Comparable land, already zoned for commercial/retail/entertainment use, would go for at least $1 million per acre or $23 per sf, area brokers familiar with Lake Buena Vista, FL submarket prices tell GlobeSt.com on condition of anonymity. This tract, however, is in neighboring and largely rural Lake County.
Ray Maxwell, vice president/administration, Reedy Creek Improvement District, confirmed the deal. Reedy Creek is Disney's private governmental arm. A closing date hasn't been set. Disney bought the tract in 1992 to use as a wastewater runoff area from its theme parks. However, new technology makes the retention pond land unnecessary and surplus property for Disney, Reedy Creek officials say.
GlobeSt.com couldn't reach Karl at publication deadline to learn the company's plans for the site in a hot residential development market, 15 miles northwest of Interstate 4 and a quarter of a mile west of U.S. 27 in neighboring Lake County. Karl's bid was the highest in the six months the property has been on the market, Maxwell confirms.

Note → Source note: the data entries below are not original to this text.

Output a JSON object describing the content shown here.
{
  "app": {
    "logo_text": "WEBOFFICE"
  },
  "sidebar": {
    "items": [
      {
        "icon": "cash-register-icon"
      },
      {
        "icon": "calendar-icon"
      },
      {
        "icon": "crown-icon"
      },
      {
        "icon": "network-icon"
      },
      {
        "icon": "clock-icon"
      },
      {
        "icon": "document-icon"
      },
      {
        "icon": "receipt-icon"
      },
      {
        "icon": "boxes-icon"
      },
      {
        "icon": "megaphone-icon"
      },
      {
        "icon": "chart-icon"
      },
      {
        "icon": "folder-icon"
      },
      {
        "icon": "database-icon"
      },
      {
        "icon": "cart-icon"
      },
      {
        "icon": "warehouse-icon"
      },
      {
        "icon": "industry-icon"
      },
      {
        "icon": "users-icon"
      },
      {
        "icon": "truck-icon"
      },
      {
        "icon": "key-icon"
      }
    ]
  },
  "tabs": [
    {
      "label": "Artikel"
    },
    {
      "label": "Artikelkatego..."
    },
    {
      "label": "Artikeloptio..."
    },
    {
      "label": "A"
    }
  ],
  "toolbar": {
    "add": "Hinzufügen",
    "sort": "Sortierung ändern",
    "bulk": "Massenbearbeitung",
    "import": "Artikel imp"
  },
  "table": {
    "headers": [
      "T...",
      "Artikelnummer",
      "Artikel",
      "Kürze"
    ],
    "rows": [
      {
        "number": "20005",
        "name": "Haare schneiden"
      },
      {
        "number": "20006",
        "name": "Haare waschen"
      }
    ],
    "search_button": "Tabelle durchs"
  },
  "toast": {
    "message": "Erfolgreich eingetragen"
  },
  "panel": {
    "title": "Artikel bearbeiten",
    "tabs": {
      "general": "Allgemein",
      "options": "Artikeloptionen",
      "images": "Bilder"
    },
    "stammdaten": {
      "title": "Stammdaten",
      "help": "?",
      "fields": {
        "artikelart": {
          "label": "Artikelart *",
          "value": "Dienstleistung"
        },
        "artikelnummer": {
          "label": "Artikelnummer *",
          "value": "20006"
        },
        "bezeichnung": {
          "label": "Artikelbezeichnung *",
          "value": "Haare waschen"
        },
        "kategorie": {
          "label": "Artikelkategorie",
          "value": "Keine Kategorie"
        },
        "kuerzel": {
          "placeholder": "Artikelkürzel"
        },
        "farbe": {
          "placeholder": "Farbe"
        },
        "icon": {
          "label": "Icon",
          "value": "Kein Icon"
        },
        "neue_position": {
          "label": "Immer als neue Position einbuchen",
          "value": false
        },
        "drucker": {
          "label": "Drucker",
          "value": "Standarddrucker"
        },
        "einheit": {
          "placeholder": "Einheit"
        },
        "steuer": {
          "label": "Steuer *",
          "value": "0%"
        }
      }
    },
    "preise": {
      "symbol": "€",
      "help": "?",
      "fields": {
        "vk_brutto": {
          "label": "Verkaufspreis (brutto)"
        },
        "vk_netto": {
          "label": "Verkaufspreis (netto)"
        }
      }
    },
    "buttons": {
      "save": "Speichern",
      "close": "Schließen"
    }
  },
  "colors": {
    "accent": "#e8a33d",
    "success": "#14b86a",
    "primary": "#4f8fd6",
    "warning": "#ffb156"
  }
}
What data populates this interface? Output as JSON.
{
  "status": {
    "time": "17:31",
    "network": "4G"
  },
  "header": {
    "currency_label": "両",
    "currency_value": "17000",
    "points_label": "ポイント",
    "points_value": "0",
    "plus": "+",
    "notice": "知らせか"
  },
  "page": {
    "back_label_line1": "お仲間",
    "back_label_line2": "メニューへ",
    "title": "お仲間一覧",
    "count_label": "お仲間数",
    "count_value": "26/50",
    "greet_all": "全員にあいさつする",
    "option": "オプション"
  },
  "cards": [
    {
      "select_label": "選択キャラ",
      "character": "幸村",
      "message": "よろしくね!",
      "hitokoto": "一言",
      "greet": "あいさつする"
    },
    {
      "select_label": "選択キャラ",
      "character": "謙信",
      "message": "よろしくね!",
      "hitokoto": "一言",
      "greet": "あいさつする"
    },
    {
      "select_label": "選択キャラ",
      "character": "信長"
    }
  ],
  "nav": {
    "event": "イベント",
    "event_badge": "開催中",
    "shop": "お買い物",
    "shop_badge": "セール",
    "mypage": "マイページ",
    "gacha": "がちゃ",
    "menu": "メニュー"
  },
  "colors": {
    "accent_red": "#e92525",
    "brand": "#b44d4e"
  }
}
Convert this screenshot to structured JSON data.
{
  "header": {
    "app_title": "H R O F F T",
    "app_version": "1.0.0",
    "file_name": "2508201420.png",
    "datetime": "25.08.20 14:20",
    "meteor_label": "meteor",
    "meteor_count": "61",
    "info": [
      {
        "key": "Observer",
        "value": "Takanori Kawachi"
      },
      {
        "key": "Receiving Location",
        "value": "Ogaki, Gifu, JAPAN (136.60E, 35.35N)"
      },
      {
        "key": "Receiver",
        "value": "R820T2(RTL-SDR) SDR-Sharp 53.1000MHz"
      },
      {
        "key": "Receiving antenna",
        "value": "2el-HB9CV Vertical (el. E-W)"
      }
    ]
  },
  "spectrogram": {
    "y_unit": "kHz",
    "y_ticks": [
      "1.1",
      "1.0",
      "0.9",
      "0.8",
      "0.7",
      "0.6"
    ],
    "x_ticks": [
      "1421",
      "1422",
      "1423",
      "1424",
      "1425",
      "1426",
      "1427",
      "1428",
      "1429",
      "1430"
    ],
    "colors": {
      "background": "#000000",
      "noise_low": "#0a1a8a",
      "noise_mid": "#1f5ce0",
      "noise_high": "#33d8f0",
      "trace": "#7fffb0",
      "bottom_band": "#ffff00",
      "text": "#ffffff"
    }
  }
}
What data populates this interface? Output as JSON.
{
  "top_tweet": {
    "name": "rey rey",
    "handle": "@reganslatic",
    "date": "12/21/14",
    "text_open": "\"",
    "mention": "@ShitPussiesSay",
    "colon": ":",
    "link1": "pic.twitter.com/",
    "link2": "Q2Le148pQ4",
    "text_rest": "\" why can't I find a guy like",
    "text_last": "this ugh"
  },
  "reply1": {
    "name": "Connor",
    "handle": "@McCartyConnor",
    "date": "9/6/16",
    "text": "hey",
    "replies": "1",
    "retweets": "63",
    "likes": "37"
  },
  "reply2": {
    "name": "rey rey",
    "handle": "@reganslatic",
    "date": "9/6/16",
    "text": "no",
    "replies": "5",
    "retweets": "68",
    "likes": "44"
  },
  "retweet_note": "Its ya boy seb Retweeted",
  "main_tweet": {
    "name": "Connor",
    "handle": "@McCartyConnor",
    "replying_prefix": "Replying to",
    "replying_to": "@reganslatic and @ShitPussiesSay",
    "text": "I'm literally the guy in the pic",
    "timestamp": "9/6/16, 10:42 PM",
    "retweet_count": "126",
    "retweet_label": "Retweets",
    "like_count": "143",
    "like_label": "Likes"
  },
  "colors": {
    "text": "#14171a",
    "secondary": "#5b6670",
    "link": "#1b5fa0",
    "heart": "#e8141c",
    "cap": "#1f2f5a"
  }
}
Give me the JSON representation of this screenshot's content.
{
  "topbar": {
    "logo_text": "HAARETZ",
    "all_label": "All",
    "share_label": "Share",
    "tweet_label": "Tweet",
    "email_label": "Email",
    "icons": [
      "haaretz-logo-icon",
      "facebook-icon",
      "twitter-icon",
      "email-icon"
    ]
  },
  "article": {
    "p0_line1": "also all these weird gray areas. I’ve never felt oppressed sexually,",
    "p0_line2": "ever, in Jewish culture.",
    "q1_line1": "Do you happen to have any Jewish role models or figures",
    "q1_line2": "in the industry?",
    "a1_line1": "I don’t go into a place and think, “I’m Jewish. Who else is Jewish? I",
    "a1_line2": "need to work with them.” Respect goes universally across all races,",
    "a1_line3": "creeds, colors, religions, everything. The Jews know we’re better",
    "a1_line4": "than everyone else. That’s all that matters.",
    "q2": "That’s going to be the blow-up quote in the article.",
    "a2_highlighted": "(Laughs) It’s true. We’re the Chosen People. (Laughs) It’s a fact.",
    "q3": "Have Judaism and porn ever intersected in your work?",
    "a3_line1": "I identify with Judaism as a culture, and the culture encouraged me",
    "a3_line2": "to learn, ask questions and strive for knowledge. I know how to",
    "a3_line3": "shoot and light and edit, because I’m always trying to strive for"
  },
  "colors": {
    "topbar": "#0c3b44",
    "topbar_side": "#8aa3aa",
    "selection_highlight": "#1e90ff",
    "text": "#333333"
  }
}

The deal has surprised some area brokers who tell GlobeSt.com the theme park had considered developing a new attraction on the site 10 years ago when Disney bought the dirt for $14 million or $6,711 per acre (15 cents per sf).
The late Walt Disney secretly assembled the park's original 27,000 acres between 1965 and 1969 from 100 private owners for an average $200 per acre or a quarter of a cent per sf, according to real estate records in Orange and Osceola counties. Disney has grown its existing enclave to 32,000 acres in Orange, Osceola and Lake counties.
Trevor W. Hall Jr., who heads Colliers Arnold's land sales division in Orlando, tells GlobeSt.com determining if the price paid by Karl Corp. is above, below or right on current market value is often tricky.
"Usually, those who outbid others for land have a strategy for maximizing the value that others missed," Hall says. That strategy often means holding the land for a period or selling off some of the dirt to lower the buyer's initial cost.
"The big questions center around offsite improvements and exactions that will be required in order to arrange vesting for development," Hall tells GlobeSt.com. "Frequently, large tracts are stalled for development until the infrastructure to serve those impacts can be arranged."
Getting the infrastructure in place "takes a long time and even more money," the broker says. "We now include school provisions in the mix and those are just as costly as roads."
On the Disney acreage, Hall says Disney "rigorously obtained consumptive use permits for that land, so the water issues should be somewhat better than for tracts without such rights."